House GOP Set to Torpedo Dem Policy That Let Members Be Slackers

AP Photo/J. Scott Applewhite

The jig is up for House members who have become accustomed to staying at home in their districts and casting their floor votes via proxy. With Republicans set to take control of the House next week, they have indicated they will do away with the COVID-era Nancy Pelosi rule that allowed members to have a colleague cast a vote in their name.


Kevin McCarthy, presumed next Speaker of the House and part of a select group that have never voted by proxy, tweeted his intentions last week after the omnibus monstrosity was passed without a quorum of members being present on the floor for the vote:

Less than half of lawmakers were present on the floor for the omnibus vote, with 134 Democrats and 92 Republicans opting to vote via proxy. House members have enjoyed the privilege of staying home and phoning it in for nearly three years, with Pelosi enacting the proxy measure back in March of 2020, citing health concerns around COVID-19. She recently extended the proxy vote option through the end of of the 117th Congress.
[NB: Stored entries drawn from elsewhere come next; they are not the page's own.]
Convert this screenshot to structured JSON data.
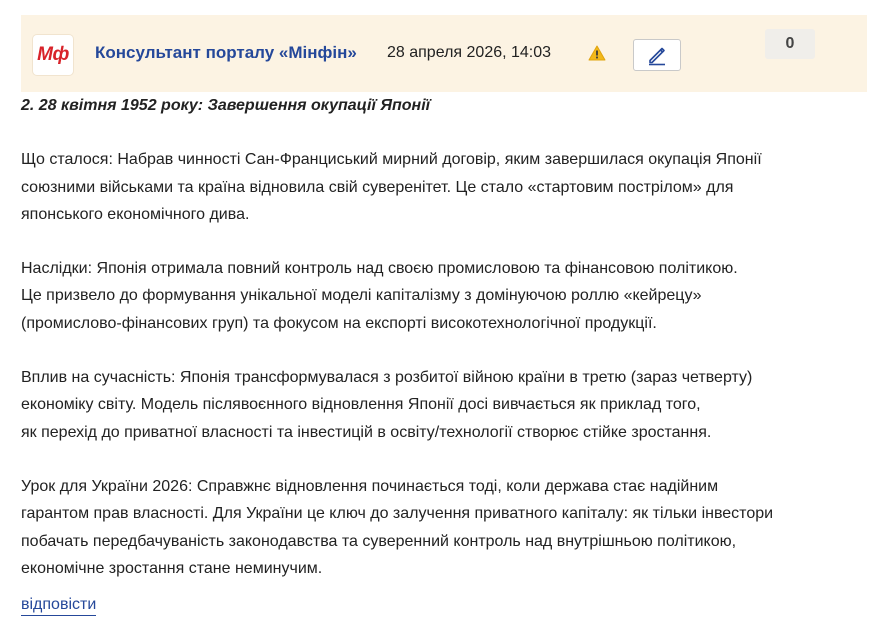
{
  "header": {
    "logo_text": "Мф",
    "author": "Консультант порталу «Мінфін»",
    "date": "28 апреля 2026, 14:03",
    "counter": "0"
  },
  "icons": {
    "warning": "warning-triangle-icon",
    "edit": "pencil-icon"
  },
  "colors": {
    "header_bg": "#fcf3e3",
    "author_link": "#25489a",
    "logo_red": "#d8232a",
    "warning": "#f2b81a"
  },
  "post": {
    "heading": "2. 28 квітня 1952 року: Завершення окупації Японії",
    "paragraphs": [
      [
        "Що сталося: Набрав чинності Сан-Франциський мирний договір, яким завершилася окупація Японії",
        "союзними військами та країна відновила свій суверенітет. Це стало «стартовим пострілом» для",
        "японського економічного дива."
      ],
      [
        "Наслідки: Японія отримала повний контроль над своєю промисловою та фінансовою політикою.",
        "Це призвело до формування унікальної моделі капіталізму з домінуючою роллю «кейрецу»",
        "(промислово-фінансових груп) та фокусом на експорті високотехнологічної продукції."
      ],
      [
        "Вплив на сучасність: Японія трансформувалася з розбитої війною країни в третю (зараз четверту)",
        "економіку світу. Модель післявоєнного відновлення Японії досі вивчається як приклад того,",
        "як перехід до приватної власності та інвестицій в освіту/технології створює стійке зростання."
      ],
      [
        "Урок для України 2026: Справжнє відновлення починається тоді, коли держава стає надійним",
        "гарантом прав власності. Для України це ключ до залучення приватного капіталу: як тільки інвестори",
        "побачать передбачуваність законодавства та суверенний контроль над внутрішньою політикою,",
        "економічне зростання стане неминучим."
      ]
    ],
    "reply_label": "відповісти"
  }
}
The decision by Republicans to have the House join the rest of America in going back to work is sure to rankle some lawmakers who have enjoyed the luxury of not showing up to do their job. Rep. Don Beyer (D-VA), whose northern Virginia congressional district is a stone’s throw from DC, seemed to have been kept quite busy by some of his Democrat colleagues, having bragged earlier this year that he had cast proxy votes 2,252 times and voted to impeach Donald Trump six times. Beyer told Insider, “It’s been an honor. I think I could say I voted more than any other member of the House in the last eight years.” Also this:


“I like being able to brag to my grandchildren, I got to vote to impeach Donald Trump six times,” he said.

Christmas dinner at the Beyer house sounds like a barrel of laughs, with Granddaddy regaling the little ones with stories of proxy voting run amok. Here’s where Beyer and his Democrat colleagues’ embrace of the proxy starts to fall apart, with Beyer stating:

“We have a lot of plus-seventies in Congress. We also have a lot of young people, with families and children, and I think it was really valuable for those folks with kids at home to be able to stay for the parent-teacher conference.”

First, the old people. Yes, there have been a few very fine older legislators who were able to perform at a high level into their seventies and beyond. Mostly, however, these folks are politically entrenched has-beens who have overstayed their welcome and need to head on over to Shady Oaks Retirement Home. If they’re too old to show up in DC to vote, they’re too old to be in Congress.

Similarly, Democrats are likely to find very little sympathy for lawmakers with young families who claim they need to stay home to take care of the kids. This is, of course, the noblest of callings; by all means, commit yourself to that vocation. But you knew what you were signing up for when you ran for office, so juggle your commitments like the rest of us do and show up for your votes.


(On a side note, one of the worst offenders when it comes to proxy voting is Eric Swalwell, who has voted by proxy 55 times. What could he be getting up to with all of that free time?)

There are clearly very legitimate reasons for needing to vote by proxy on occasion, especially if a lawmaker is seriously ill. Accommodations should be made in those situations. But the Eric Swalwells of the world are quite obviously taking advantage of the situation by refusing to show up for their job, a fireable offense for the rest of us.

Republicans take control of the House of Representatives on January 3, 2023.